También puedes utilizar remedios caseros para el tratamiento:
- rociar con solución jabonosa;
- lavar el tronco y la copa con agua fría;
- Tratamiento con infusión de diente de león, cebolla, ajo y ajenjo.
saltahojas
Este insecto ataca las hojas y ramas de los perales, cubriéndolas por completo. Su población crece rápidamente. El principal signo de infestación es la presencia de una sustancia líquida y pegajosa que corre por el tronco y las ramas. Las hojas se enrollan, dejando al descubierto numerosas larvas en su interior. Estas están cubiertas de sus propios excrementos y de las mudas de las que se han transformado en mariposas. Los enrolladores de hojas pueden arruinar por completo la fructificación. Si atacan, las yemas no se pueden formar. Para prevenir el enrollamiento de las hojas, es necesario tomar medidas preventivas. Durante los primeros meses de primavera, se deben eliminar las zonas de corteza muerta y cubrir estas zonas, así como la base de las ramas principales, con una solución de cal o tiza. Las grietas y fisuras por heladas se limpian hasta llegar al tejido sano y se sellan con brea o una solución de sulfato de cobre al 1%. Los primeros tratamientos preventivos se realizan en primavera, antes de la brotación, con Preparation 30. Este producto controla eficazmente las plagas que hibernan en la corteza o el suelo. Posteriormente, los perales se tratan con Terradim, Decia, Atom, Desant y Binom. Los tratamientos químicos se completan una vez que la fruta ha madurado.
Entonces, solo se permiten los siguientes:
- remedios caseros;
- aflojar los círculos alrededor del tronco;
- deshierbe;
- Recolectar hojas con orugas;
- poniéndose cinturones de sujeción hechos de papel corrugado o arpillera;
- Colgando cebos en las ramas.
Al final de la temporada, cuando caen las hojas, se recogen y se queman.
Enrollador de hojas
Este pequeño insecto chupador alcanza los 2,5 mm de longitud. Su cuerpo es de color amarillo verdoso o verde oscuro con una capa cerosa blanquecina.
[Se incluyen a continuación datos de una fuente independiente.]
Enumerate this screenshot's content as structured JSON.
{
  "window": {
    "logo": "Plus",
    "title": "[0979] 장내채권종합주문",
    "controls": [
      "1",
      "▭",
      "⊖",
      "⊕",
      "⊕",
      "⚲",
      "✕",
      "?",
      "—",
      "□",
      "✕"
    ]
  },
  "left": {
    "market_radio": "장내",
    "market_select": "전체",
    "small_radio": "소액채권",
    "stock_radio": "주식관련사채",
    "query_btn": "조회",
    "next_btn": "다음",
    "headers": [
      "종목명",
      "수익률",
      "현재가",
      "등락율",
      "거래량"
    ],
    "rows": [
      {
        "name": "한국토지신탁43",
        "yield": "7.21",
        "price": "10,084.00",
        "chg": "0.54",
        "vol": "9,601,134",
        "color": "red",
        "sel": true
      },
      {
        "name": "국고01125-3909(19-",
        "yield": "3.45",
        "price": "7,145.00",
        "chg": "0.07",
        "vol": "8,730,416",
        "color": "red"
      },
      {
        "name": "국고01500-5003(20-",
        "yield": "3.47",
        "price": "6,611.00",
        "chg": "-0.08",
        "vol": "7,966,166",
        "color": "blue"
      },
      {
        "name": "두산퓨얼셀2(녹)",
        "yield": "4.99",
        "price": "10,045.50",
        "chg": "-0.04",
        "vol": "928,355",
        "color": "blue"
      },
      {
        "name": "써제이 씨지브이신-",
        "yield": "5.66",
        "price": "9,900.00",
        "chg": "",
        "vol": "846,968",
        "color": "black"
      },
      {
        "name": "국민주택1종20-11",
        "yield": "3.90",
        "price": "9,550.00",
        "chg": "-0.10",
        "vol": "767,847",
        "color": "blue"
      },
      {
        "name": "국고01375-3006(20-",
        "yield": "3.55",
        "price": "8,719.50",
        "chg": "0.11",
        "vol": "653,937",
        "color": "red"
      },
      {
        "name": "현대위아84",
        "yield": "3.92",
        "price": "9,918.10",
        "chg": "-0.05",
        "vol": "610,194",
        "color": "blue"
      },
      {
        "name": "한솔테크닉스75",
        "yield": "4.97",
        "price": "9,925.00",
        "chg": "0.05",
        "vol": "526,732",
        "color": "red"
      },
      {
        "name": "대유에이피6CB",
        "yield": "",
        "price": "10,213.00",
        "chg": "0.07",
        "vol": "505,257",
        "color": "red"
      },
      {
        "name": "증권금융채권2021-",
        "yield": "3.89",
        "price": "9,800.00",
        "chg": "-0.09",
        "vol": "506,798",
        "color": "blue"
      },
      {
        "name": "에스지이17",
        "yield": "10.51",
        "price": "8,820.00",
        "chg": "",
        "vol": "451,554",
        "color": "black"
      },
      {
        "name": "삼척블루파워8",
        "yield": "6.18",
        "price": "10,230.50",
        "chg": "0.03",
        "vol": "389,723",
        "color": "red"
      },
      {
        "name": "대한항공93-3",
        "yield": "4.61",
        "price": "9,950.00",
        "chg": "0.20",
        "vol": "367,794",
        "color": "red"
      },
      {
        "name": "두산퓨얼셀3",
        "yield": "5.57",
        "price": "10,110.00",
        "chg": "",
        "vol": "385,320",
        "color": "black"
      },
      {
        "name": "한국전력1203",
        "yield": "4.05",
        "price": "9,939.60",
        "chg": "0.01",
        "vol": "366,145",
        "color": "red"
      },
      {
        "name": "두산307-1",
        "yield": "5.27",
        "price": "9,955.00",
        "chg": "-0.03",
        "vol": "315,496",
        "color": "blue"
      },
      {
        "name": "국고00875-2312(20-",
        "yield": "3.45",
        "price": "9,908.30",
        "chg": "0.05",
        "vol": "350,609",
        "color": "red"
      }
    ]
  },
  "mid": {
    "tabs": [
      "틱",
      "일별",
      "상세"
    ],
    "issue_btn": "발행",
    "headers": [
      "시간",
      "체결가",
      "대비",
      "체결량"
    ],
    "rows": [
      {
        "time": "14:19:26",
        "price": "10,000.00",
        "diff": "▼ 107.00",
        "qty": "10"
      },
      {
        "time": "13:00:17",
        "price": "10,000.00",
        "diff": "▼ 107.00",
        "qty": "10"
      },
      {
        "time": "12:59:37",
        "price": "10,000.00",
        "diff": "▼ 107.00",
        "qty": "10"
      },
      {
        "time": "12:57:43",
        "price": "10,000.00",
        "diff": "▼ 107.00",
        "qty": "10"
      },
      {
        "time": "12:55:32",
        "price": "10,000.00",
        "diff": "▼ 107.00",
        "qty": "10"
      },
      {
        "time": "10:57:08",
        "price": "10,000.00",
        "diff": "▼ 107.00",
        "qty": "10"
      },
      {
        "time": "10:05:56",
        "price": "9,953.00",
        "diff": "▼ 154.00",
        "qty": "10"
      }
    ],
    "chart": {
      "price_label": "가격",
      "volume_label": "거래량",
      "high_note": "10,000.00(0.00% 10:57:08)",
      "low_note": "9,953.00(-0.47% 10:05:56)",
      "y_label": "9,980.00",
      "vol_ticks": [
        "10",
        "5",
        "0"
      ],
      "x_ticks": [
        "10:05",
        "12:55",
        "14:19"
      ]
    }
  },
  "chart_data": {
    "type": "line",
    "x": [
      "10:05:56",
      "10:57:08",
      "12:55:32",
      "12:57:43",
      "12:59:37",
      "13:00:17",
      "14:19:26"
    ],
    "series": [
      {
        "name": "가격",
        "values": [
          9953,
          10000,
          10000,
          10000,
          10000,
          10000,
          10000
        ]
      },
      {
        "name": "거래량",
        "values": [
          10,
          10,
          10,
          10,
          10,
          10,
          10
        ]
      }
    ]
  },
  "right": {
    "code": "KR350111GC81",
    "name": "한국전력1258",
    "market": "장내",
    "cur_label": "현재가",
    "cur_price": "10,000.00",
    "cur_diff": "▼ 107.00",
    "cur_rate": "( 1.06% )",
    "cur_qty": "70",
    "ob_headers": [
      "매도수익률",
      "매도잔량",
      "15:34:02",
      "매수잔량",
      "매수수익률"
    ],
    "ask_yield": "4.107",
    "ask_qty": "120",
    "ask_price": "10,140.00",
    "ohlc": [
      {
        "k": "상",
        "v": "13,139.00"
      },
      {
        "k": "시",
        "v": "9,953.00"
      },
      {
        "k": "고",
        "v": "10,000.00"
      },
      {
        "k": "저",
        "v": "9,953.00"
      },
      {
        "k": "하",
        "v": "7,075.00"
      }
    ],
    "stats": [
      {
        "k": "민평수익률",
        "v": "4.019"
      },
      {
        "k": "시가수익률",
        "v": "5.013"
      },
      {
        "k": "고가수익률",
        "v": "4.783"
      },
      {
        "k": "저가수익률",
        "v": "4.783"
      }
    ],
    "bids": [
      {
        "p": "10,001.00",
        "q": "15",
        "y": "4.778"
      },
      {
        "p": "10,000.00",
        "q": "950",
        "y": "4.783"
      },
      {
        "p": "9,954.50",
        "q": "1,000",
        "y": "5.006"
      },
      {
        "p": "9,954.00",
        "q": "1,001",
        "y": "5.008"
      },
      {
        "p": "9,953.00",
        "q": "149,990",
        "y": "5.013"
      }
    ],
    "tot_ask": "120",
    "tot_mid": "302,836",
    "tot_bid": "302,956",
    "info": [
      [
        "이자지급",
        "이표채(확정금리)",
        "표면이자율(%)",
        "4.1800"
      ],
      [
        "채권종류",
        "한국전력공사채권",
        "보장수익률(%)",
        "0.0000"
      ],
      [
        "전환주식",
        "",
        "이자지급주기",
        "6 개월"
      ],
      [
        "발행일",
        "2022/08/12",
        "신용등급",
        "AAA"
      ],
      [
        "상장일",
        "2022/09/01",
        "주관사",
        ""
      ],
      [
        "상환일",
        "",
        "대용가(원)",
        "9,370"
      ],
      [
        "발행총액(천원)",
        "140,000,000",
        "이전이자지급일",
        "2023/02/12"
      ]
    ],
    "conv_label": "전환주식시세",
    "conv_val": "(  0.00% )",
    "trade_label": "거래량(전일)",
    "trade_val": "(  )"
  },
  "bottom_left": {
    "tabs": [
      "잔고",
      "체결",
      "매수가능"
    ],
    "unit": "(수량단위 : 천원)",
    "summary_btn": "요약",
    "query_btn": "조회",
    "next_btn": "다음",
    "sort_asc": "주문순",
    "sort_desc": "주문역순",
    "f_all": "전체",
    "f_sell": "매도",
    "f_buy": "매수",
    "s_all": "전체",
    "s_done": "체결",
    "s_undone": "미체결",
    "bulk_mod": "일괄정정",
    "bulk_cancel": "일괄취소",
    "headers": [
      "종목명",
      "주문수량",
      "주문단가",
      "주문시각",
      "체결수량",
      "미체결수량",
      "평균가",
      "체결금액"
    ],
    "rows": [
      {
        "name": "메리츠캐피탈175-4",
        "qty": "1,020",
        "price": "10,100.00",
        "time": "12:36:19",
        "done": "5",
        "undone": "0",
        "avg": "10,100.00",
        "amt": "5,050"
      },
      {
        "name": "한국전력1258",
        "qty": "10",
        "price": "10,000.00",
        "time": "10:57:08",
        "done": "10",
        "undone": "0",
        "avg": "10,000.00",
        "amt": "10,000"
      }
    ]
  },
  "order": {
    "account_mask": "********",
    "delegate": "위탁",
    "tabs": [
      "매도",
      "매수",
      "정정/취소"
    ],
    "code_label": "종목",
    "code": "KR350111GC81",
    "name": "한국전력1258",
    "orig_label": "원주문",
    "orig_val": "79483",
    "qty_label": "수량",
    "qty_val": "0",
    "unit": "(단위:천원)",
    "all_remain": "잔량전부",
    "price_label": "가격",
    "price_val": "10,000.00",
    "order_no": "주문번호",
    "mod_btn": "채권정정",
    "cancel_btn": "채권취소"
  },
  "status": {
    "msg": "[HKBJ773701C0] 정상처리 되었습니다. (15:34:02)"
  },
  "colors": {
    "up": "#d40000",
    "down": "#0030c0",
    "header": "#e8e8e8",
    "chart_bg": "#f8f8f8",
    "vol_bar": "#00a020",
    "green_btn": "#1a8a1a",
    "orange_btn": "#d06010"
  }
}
Las larvas son de color verde oscuro y miden hasta 0,5 mm de largo. Tienen antenas negras y tres pares de patas negras. En invierno, depositan huevos negros brillantes cerca de las yemas. Al eclosionar, las larvas comienzan a alimentarse de la savia de las yemas. Posteriormente, se desplazan a los brotes y las hojas jóvenes. Las hojas enfermas se enrollan a lo largo de la nervadura central. Acumulan una gran cantidad de pulgones, cubiertos de secreciones pegajosas y mudas. Su desarrollo dura aproximadamente dos semanas, tras las cuales nacen nuevas larvas. De esta manera, nacen unas 15 generaciones de insectos durante los meses de verano, y depositan huevos a principios de otoño. Con la gran cantidad de pulgones, secreciones dulces fluyen de la superficie de las hojas y las ramas hacia abajo por el tronco. Los brotes dejan de crecer, las yemas no se desarrollan y la resistencia del árbol a las heladas disminuye. Para combatir las chicharritas, rocíe el árbol antes y después de la floración con productos como Iskra, Kemifos, Inta-Vir, Fufanon y Actellic. Si hay muchos pulgones, rocíe durante los meses de verano.
Si tienes un peral en tu jardín, es importante vigilar atentamente su estado durante todo el año: primavera, verano, otoño e invierno. Los perales son susceptibles a diversas enfermedades y plagas que pueden acabar con ellos. Para evitarlo, céntrate en medidas preventivas. Así te asegurarás una cosecha de peras deliciosa y abundante.